Il s’a­git donc de sub­si­dia­ri­té et de la plas­ti­ci­té de l’ar­chi­tec­ture déci­sion­nelle : chaque niveau du pro­ces­sus déci­sion­nel doit savoir, si néces­saire, remettre ses pou­voirs aux éche­lons les plus com­pé­tents. L’in­vrai­sem­blable cas­cade de niveaux de res­pon­sa­bi­li­té s’é­che­lon­nant de l’É­tat fran­çais à la com­mune n’est-elle pas, par elle-même, un appel à la réingénierie ?

Cer­tai­ne­ment, dans une telle pers­pec­tive et pour chaque niveau, il fau­dra arti­cu­ler capa­ci­té tech­nique à trai­ter de l’in­té­rêt public avec légi­ti­mi­té des ins­tances à sai­sir. N’est-ce pas dans cette optique que devrait être éva­lué le Non au réfé­ren­dum sur la Consti­tu­tion euro­péenne ? La France n’y cédait-elle pas de manière irré­ver­sible une trop grande part de sa sou­ve­rai­ne­té dans des domaines où le dia­logue n’é­tait pas encore abou­ti ? Dans ce trai­té, l’Eu­rope ne deve­nait-elle pas trop sou­ve­raine et insuf­fi­sam­ment mandatée ?

Décider la décision

La France est faite de rési­gna­tion devant l’ar­chaïsme de son sys­tème déci­sion­nel mélan­gée à l’or­gueil de l’é­vo­ca­tion de son excel­lence. Cette struc­ture bipo­laire est-elle à l’o­ri­gine du bat­te­ment lui fai­sant alter­ner périodes de sur­saut et déchéances ? Quelle nuit du 4 Août lui fera-t-elle quit­ter les adhé­rences de son pas­sé pour lui don­ner enfin accès à son rang dans le concert des nations ? Est-ce si dif­fi­cile ? Mon­tes­quieu, à ce pro­pos, écri­vit « Pour faire de grandes choses, il ne faut pas être un si grand génie, il ne faut pas être au-des­sus des hommes, il faut être avec eux. »

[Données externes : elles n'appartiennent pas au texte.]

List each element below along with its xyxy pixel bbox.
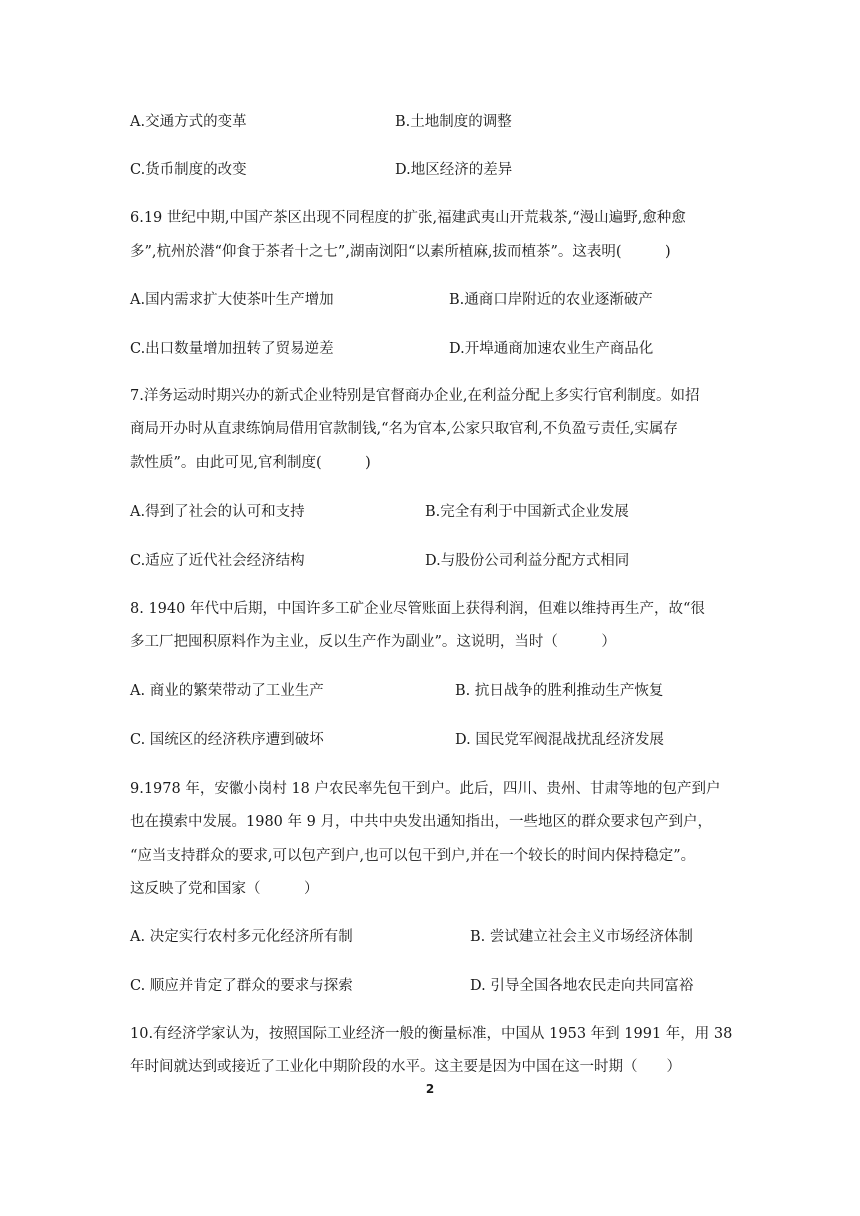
q9-option-c: C. 顺应并肯定了群众的要求与探索 — [130, 978, 353, 994]
q5-option-b: B.土地制度的调整 — [395, 114, 512, 130]
q6-option-d: D.开埠通商加速农业生产商品化 — [449, 341, 654, 357]
q9-option-b: B. 尝试建立社会主义市场经济体制 — [470, 929, 693, 945]
q6-stem-line-1: 6.19 世纪中期,中国产茶区出现不同程度的扩张,福建武夷山开荒栽茶,“漫山遍野,愈种愈 — [130, 210, 686, 226]
q9-option-a: A. 决定实行农村多元化经济所有制 — [130, 929, 353, 945]
q7-option-b: B.完全有利于中国新式企业发展 — [425, 504, 629, 520]
q9-stem-line-3: “应当支持群众的要求,可以包产到户,也可以包干到户,并在一个较长的时间内保持稳定”。 — [130, 848, 696, 864]
q10-stem-line-2: 年时间就达到或接近了工业化中期阶段的水平。这主要是因为中国在这一时期（ ） — [130, 1059, 681, 1075]
q7-option-c: C.适应了近代社会经济结构 — [130, 553, 305, 569]
q8-stem-line-2: 多工厂把囤积原料作为主业，反以生产作为副业”。这说明，当时（ ） — [130, 634, 616, 650]
q7-stem-line-1: 7.洋务运动时期兴办的新式企业特别是官督商办企业,在利益分配上多实行官利制度。如招 — [130, 388, 700, 404]
q5-option-c: C.货币制度的改变 — [130, 162, 247, 178]
q8-stem-line-1: 8. 1940 年代中后期，中国许多工矿企业尽管账面上获得利润，但难以维持再生产，故“很 — [130, 601, 705, 617]
q6-option-b: B.通商口岸附近的农业逐渐破产 — [449, 292, 653, 308]
q8-option-b: B. 抗日战争的胜利推动生产恢复 — [455, 683, 664, 699]
q8-option-c: C. 国统区的经济秩序遭到破坏 — [130, 732, 324, 748]
q6-stem-line-2: 多”,杭州於潜“仰食于茶者十之七”,湖南浏阳“以素所植麻,拔而植茶”。这表明( ) — [130, 244, 671, 260]
q7-option-a: A.得到了社会的认可和支持 — [130, 504, 305, 520]
q5-option-d: D.地区经济的差异 — [395, 162, 513, 178]
q10-stem-line-1: 10.有经济学家认为，按照国际工业经济一般的衡量标准，中国从 1953 年到 1991 年，用 38 — [130, 1026, 733, 1042]
q9-stem-line-1: 9.1978 年，安徽小岗村 18 户农民率先包干到户。此后，四川、贵州、甘肃等地的包产到户 — [130, 781, 721, 797]
page-number: 2 — [425, 1082, 435, 1096]
q5-option-a: A.交通方式的变革 — [130, 114, 247, 130]
q9-option-d: D. 引导全国各地农民走向共同富裕 — [470, 978, 694, 994]
q6-option-c: C.出口数量增加扭转了贸易逆差 — [130, 341, 334, 357]
q6-option-a: A.国内需求扩大使茶叶生产增加 — [130, 292, 334, 308]
q9-stem-line-2: 也在摸索中发展。1980 年 9 月，中共中央发出通知指出，一些地区的群众要求包产到户， — [130, 814, 712, 830]
q8-option-a: A. 商业的繁荣带动了工业生产 — [130, 683, 324, 699]
q7-stem-line-3: 款性质”。由此可见,官利制度( ) — [130, 455, 371, 471]
q7-stem-line-2: 商局开办时从直隶练饷局借用官款制钱,“名为官本,公家只取官利,不负盈亏责任,实属存 — [130, 421, 678, 437]
q7-option-d: D.与股份公司利益分配方式相同 — [425, 553, 630, 569]
q9-stem-line-4: 这反映了党和国家（ ） — [130, 881, 319, 897]
q8-option-d: D. 国民党军阀混战扰乱经济发展 — [455, 732, 664, 748]
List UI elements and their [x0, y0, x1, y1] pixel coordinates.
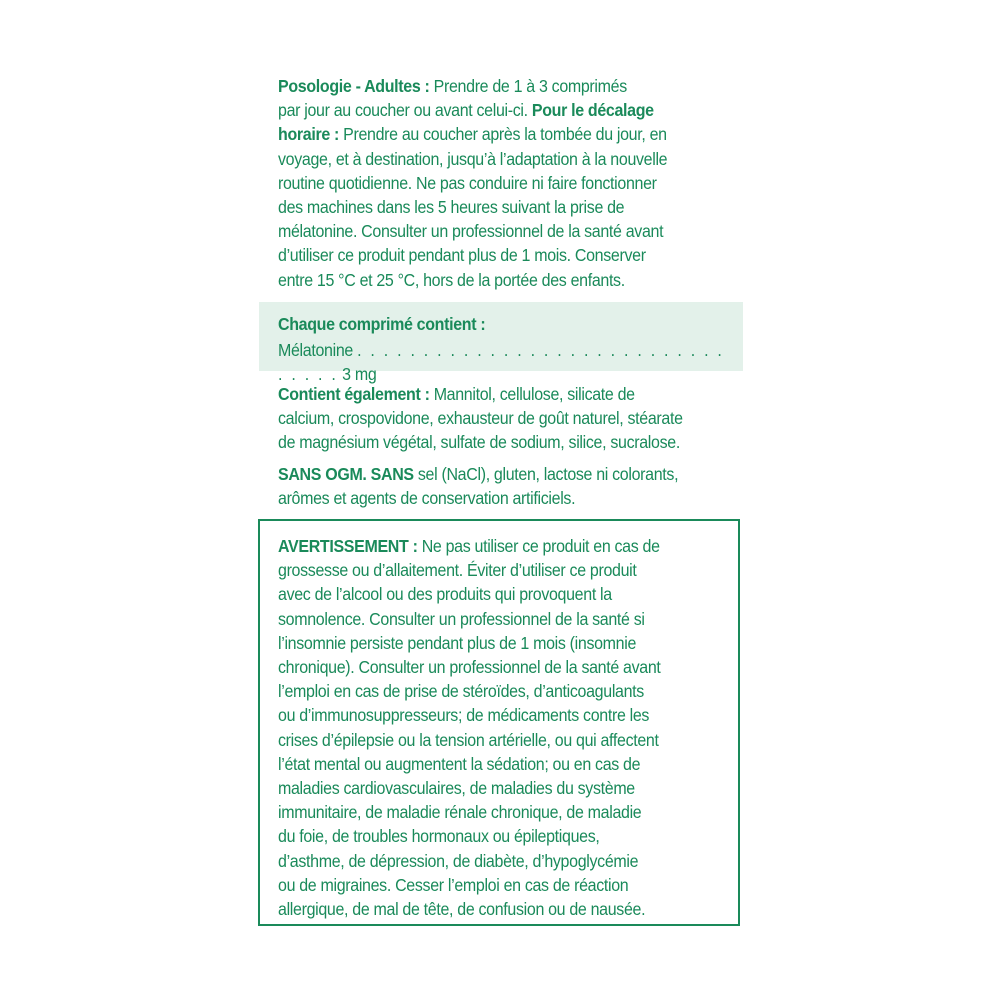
text-run: immunitaire, de maladie rénale chronique, de maladie	[278, 802, 642, 823]
ingredients-title-text: Chaque comprimé contient :	[278, 314, 486, 334]
other-ingredients-section	[278, 382, 728, 455]
text-run: des machines dans les 5 heures suivant la prise de	[278, 197, 625, 218]
text-line	[278, 219, 728, 243]
text-line	[278, 703, 728, 727]
text-line	[278, 728, 728, 752]
text-line	[278, 655, 728, 679]
text-run: de magnésium végétal, sulfate de sodium, silice, sucralose.	[278, 432, 680, 453]
text-run: Mannitol, cellulose, silicate de	[429, 384, 635, 404]
text-run: entre 15 °C et 25 °C, hors de la portée des enfants.	[278, 269, 625, 290]
free-from-section	[278, 462, 728, 510]
text-run: arômes et agents de conservation artificiels.	[278, 488, 576, 509]
ingredient-amount: 3 mg	[342, 364, 377, 385]
text-line	[278, 558, 728, 582]
text-run: Ne pas utiliser ce produit en cas de	[417, 536, 660, 556]
text-run: Prendre de 1 à 3 comprimés	[429, 76, 627, 96]
text-run: ou d’immunosuppresseurs; de médicaments contre les	[278, 705, 650, 726]
text-line	[278, 897, 728, 921]
text-run: ou de migraines. Cesser l’emploi en cas de réaction	[278, 874, 629, 895]
text-line	[278, 171, 728, 195]
text-run: Prendre au coucher après la tombée du jour, en	[339, 124, 667, 145]
text-run: maladies cardiovasculaires, de maladies du système	[278, 778, 635, 799]
text-line	[278, 98, 728, 122]
text-line	[278, 824, 728, 848]
ingredient-leader-dots: . . . . . . . . . . . . . . . . . . . . . . . . . . . . . . . . .	[278, 340, 725, 385]
text-run: routine quotidienne. Ne pas conduire ni faire fonctionner	[278, 172, 657, 193]
bold-text-run: AVERTISSEMENT :	[278, 536, 418, 556]
bold-text-run: Posologie - Adultes :	[278, 76, 430, 96]
text-line	[278, 486, 728, 510]
text-run: calcium, crospovidone, exhausteur de goût naturel, stéarate	[278, 408, 683, 429]
text-run: du foie, de troubles hormonaux ou épileptiques,	[278, 826, 600, 847]
text-run: l’emploi en cas de prise de stéroïdes, d’anticoagulants	[278, 681, 644, 702]
ingredients-title	[278, 312, 728, 336]
text-line	[278, 582, 728, 606]
warning-section	[278, 534, 728, 921]
text-run: par jour au coucher ou avant celui-ci.	[278, 100, 532, 121]
text-line	[278, 462, 728, 486]
bold-text-run: Contient également :	[278, 384, 430, 404]
text-line	[278, 268, 728, 292]
text-line	[278, 195, 728, 219]
text-line	[278, 147, 728, 171]
text-line	[278, 406, 728, 430]
text-line	[278, 800, 728, 824]
bold-text-run: SANS OGM. SANS	[278, 464, 414, 484]
text-run: allergique, de mal de tête, de confusion ou de nausée.	[278, 899, 646, 920]
text-run: d’asthme, de dépression, de diabète, d’hypoglycémie	[278, 850, 639, 871]
text-line	[278, 679, 728, 703]
text-line	[278, 607, 728, 631]
text-line	[278, 430, 728, 454]
text-line	[278, 122, 728, 146]
text-run: chronique). Consulter un professionnel de la santé avant	[278, 657, 661, 678]
text-run: crises d’épilepsie ou la tension artérielle, ou qui affectent	[278, 729, 659, 750]
text-line	[278, 243, 728, 267]
text-run: l’état mental ou augmentent la sédation; ou en cas de	[278, 753, 641, 774]
text-run: l’insomnie persiste pendant plus de 1 mois (insomnie	[278, 632, 637, 653]
text-line	[278, 752, 728, 776]
text-run: avec de l’alcool ou des produits qui provoquent la	[278, 584, 612, 605]
text-run: voyage, et à destination, jusqu’à l’adaptation à la nouvelle	[278, 148, 668, 169]
text-line	[278, 849, 728, 873]
text-line	[278, 873, 728, 897]
dosage-section	[278, 74, 728, 292]
text-line	[278, 382, 728, 406]
text-run: grossesse ou d’allaitement. Éviter d’utiliser ce produit	[278, 560, 637, 581]
bold-text-run: Pour le décalage	[531, 100, 654, 121]
text-line	[278, 534, 728, 558]
text-run: mélatonine. Consulter un professionnel de la santé avant	[278, 221, 664, 242]
text-line	[278, 631, 728, 655]
text-run: somnolence. Consulter un professionnel de la santé si	[278, 608, 645, 629]
text-run: d’utiliser ce produit pendant plus de 1 mois. Conserver	[278, 245, 646, 266]
ingredient-row	[278, 338, 728, 386]
bold-text-run: horaire :	[278, 124, 340, 145]
text-line	[278, 776, 728, 800]
ingredient-name: Mélatonine	[278, 340, 353, 360]
text-run: sel (NaCl), gluten, lactose ni colorants,	[413, 464, 679, 484]
text-line	[278, 74, 728, 98]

Cela reste vrai pour les pays comme pour les entre­prises pri­vées. Don­nons-en pour preuve la capa­ci­té des grandes socié­tés, dont cer­taines dépassent aujourd’­hui un demi-mil­lion de sala­riés, à rele­ver ce défi par l’in­té­gra­tion crois­sante des res­pon­sables opé­ra­tion­nels à leurs déci­sions au sein de leur pro­ces­sus déci­sion­nel. Elles y par­viennent grâce à un pro­grès conti­nu dans les domaines cultu­rels, éthiques ain­si qu’or­ga­ni­sa­tion­nels, notam­ment dans l’in­fra­struc­ture de ser­vices sous-ten­dant leurs pro­ces­sus décisionnels.

1. Action de repor­ter, de remettre à plus tard ce qui pour­rait être fait le moment même.
2. Lire aus­si sur le même sujet : Michel Balins­ki, Le suf­frage uni­ver­sel inache­vé, Eyrolles éditeur.
3. On pour­ra, à ce sujet, se réfé­rer au rap­port Cher­tier sur la moder­ni­sa­tion du dia­logue social publié en avril 2006 à la Docu­men­ta­tion française.
4. Le Sénat, en ver­tu de l’ar­ticle 24 de la Consti­tu­tion de la ve Répu­blique, est le repré­sen­tant des col­lec­ti­vi­tés ter­ri­to­riales et des Fran­çais éta­blis hors de France.